Мальчик перестал качаться. Лицо его разгладилось.

– Птиса? – радостно сказал он.

Птичка, птичка свистнула. Баиньки велит. Достаточно было одного слова, чтобы увидеть, как в этом монструозном теле мерцает человечья душа.

Сенечку напоили, вытерли ему клеенку, сменили простынку. Ольга Глебовна принялась его укладывать. Свечников вернулся в гостиную, через минуту к нему вышел Сикорский.

– В Германии, – сказал он, – есть санаторий для таких детей. Там умеют их развивать, но это дорогое удовольствие.

– Потому вы и взялись за перевод Печенега-Гайдовского?

– Да, частная практика у меня небольшая, и платят в основном продуктами. А совзнаки – это всё же деньги, можно поменять на валюту. Хотя курс, конечно, грабительский.

Ясно стало, почему он так держится за должность председателя правления. Нейман прав: место хлебное. Сикорский распоряжался клубной кассой, и, возможно, дела с ней обстоят таким образом, что у него есть причины опасаться неизбежной при смене власти ревизии.

Выйдя из детской, Ольга Глебовна подошла к мужу.

– Забыла тебе сказать, вчера без тебя заходила эта ваша рыжая.
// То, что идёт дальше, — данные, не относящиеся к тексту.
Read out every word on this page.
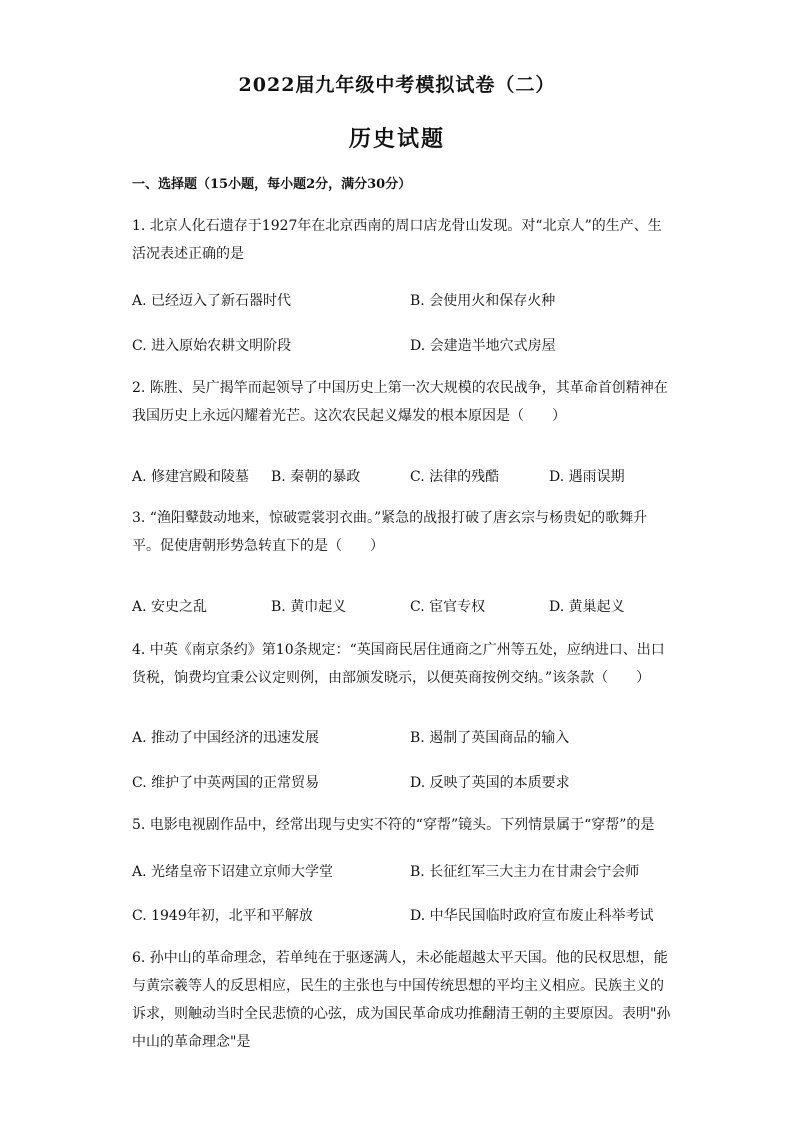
2022届九年级中考模拟试卷（二）
历史试题
一、选择题（15小题，每小题2分，满分30分）
1. 北京人化石遗存于1927年在北京西南的周口店龙骨山发现。对“北京人”的生产、生活况表述正确的是
A. 已经迈入了新石器时代	B. 会使用火和保存火种
C. 进入原始农耕文明阶段	D. 会建造半地穴式房屋
2. 陈胜、吴广揭竿而起领导了中国历史上第一次大规模的农民战争，其革命首创精神在我国历史上永远闪耀着光芒。这次农民起义爆发的根本原因是（　　）
A. 修建宫殿和陵墓 B. 秦朝的暴政	C. 法律的残酷	D. 遇雨误期
3. “渔阳鼙鼓动地来，惊破霓裳羽衣曲。”紧急的战报打破了唐玄宗与杨贵妃的歌舞升平。促使唐朝形势急转直下的是（　　）
A. 安史之乱	B. 黄巾起义	C. 宦官专权	D. 黄巢起义
4. 中英《南京条约》第10条规定：“英国商民居住通商之广州等五处，应纳进口、出口货税，饷费均宜秉公议定则例，由部颁发晓示，以便英商按例交纳。”该条款（　　）
A. 推动了中国经济的迅速发展	B. 遏制了英国商品的输入
C. 维护了中英两国的正常贸易	D. 反映了英国的本质要求
5. 电影电视剧作品中，经常出现与史实不符的“穿帮”镜头。下列情景属于“穿帮”的是
A. 光绪皇帝下诏建立京师大学堂	B. 长征红军三大主力在甘肃会宁会师
C. 1949年初，北平和平解放	D. 中华民国临时政府宣布废止科举考试
6. 孙中山的革命理念，若单纯在于驱逐满人，未必能超越太平天国。他的民权思想，能与黄宗羲等人的反思相应，民生的主张也与中国传统思想的平均主义相应。民族主义的诉求，则触动当时全民悲愤的心弦，成为国民革命成功推翻清王朝的主要原因。表明"孙中山的革命理念"是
Просила передать, что она подобрала то, что ты выбросил.

– Хорошо, – кивнул Сикорский. – Не мешай нам, пожалуйста. Мы заняты.

– Я хочу знать, что это было.

– Ерунда. Ничего интересного.

– Нет, я хочу знать! – потребовала Ольга Глебовна. – Что ты такое выбрасываешь, что другие подбирают?
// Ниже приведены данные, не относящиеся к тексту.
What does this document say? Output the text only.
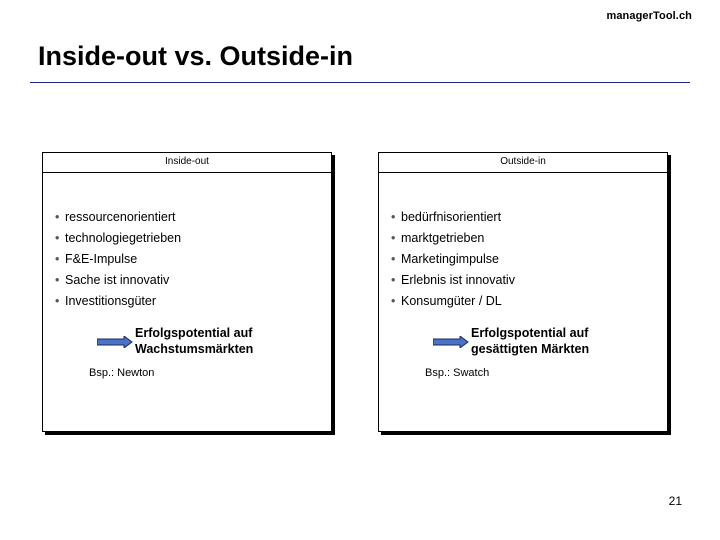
managerTool.ch
Inside-out vs. Outside-in
Inside-out
• ressourcenorientiert
• technologiegetrieben
• F&E-Impulse
• Sache ist innovativ
• Investitionsgüter
Erfolgspotential auf
Wachstumsmärkten
Bsp.: Newton
Outside-in
• bedürfnisorientiert
• marktgetrieben
• Marketingimpulse
• Erlebnis ist innovativ
• Konsumgüter / DL
Erfolgspotential auf
gesättigten Märkten
Bsp.: Swatch
21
– Ида Лазаревна неправильно поняла, я не выбросил, а потерял. Вернее, выбросил по рассеяности.

Ольга Глебовна повысила голос.

– Твоя рассеяность мне дорого обходится! Я, как дура, экономлю на всем, чтобы вы с Сенечкой ни в чем не нуждались, а ты всё готов пустить псу под хвост. Ты такой богатый, что можешь позволить себе расшвыриваться вещами? Всё, что у нас есть, нам нужно!

Сикорский с трудом выпроводил жену из комнаты, запер за ней дверь. Она несколько раз пнула ее с другой стороны, крича:

– Выбрось меня! Выбрось Сенечку! Ты только об этом и мечтаешь!
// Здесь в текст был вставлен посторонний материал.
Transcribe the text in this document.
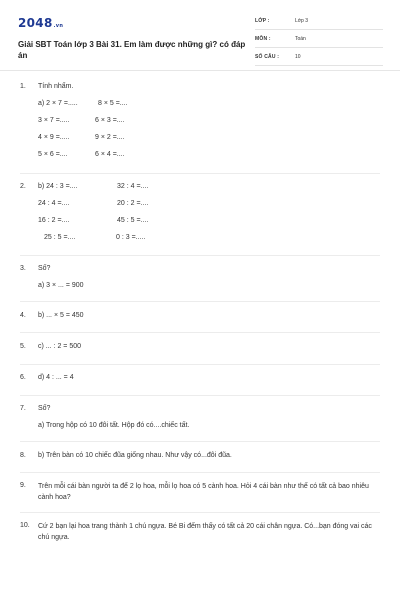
2048.vn
Giải SBT Toán lớp 3 Bài 31. Em làm được những gì? có đáp án
LỚP :	Lớp 3
MÔN :	Toán
SỐ CÂU :	10
1.	Tính nhẩm.
a) 2 × 7 =.....	8 × 5 =....
3 × 7 =.....	6 × 3 =....
4 × 9 =.....	9 × 2 =....
5 × 6 =....	6 × 4 =....
2.	b) 24 : 3 =....	32 : 4 =....
24 : 4 =....	20 : 2 =....
16 : 2 =....	45 : 5 =....
25 : 5 =....	0 : 3 =.....
3.	Số?
a) 3 × ... = 900
4.	b) ... × 5 = 450
5.	c) ... : 2 = 500
6.	d) 4 : ... = 4
7.	Số?
a) Trong hộp có 10 đôi tất. Hộp đó có....chiếc tất.
8.	b) Trên bàn có 10 chiếc đũa giống nhau. Như vậy có...đôi đũa.
9.	Trên mỗi cái bàn người ta để 2 lọ hoa, mỗi lọ hoa có 5 cành hoa. Hỏi 4 cái bàn như thế có tất cả bao nhiêu cành hoa?
10.	Cứ 2 bạn lại hoa trang thành 1 chú ngựa. Bé Bi đếm thấy có tất cả 20 cái chân ngựa. Có...bạn đóng vai các chú ngựa.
Свечников достал конфискованный у Иды Лазаревны пистолет и, покачивая его на ладони, спросил:

– Не это ли вы по рассеяности выбросили из окна Стефановского училища?

Глава 14
Пятно пустоты
1

Они с Надей зарегистрировались в сентябре 1921 года. Примерно тогда же вконец одряхлевшего Глобуса продали башкирам на мясо, редакционную бричку стал возить норовистый жебец, чье имя давно выветрилось из памяти.

Потом губерния стала областью, из курьера губернской газеты Вагин превратился в литсотрудника областной, а еще лет через десять редактор, к тому времени сменивший бричку на автомобиль, предложил ему написать разгромную статью о клубе «Эсперо», который хотя и растерял большую часть членов, но еще влачил жалкое существование. При этом сделан был прозрачный намек, что если задание выполнено будет успешно, если деятельность клуба за последние пятнадцать лет Вагин представит в должном свете, место завотделом ему обеспечено.

Эсперантистов он с юности недолюбливал, особенно после того, как Сенную улицу, на которой выросла Надя, переименовали в улицу Эсперанто. Что бы, казалось, не написать? А вот не смог. Отказаться не посмел, но тянул, медлил и дождался, что написал другой. Тогда-то и определилось его будущее: из литсотрудников перевели в отдел писем, оттуда – в газету речного пароходства «Большая Кама», позднее – в заводскую многотиражку. Надя иной раз поминала ему, из-за чего они с трудом дотягивают от аванса до получки.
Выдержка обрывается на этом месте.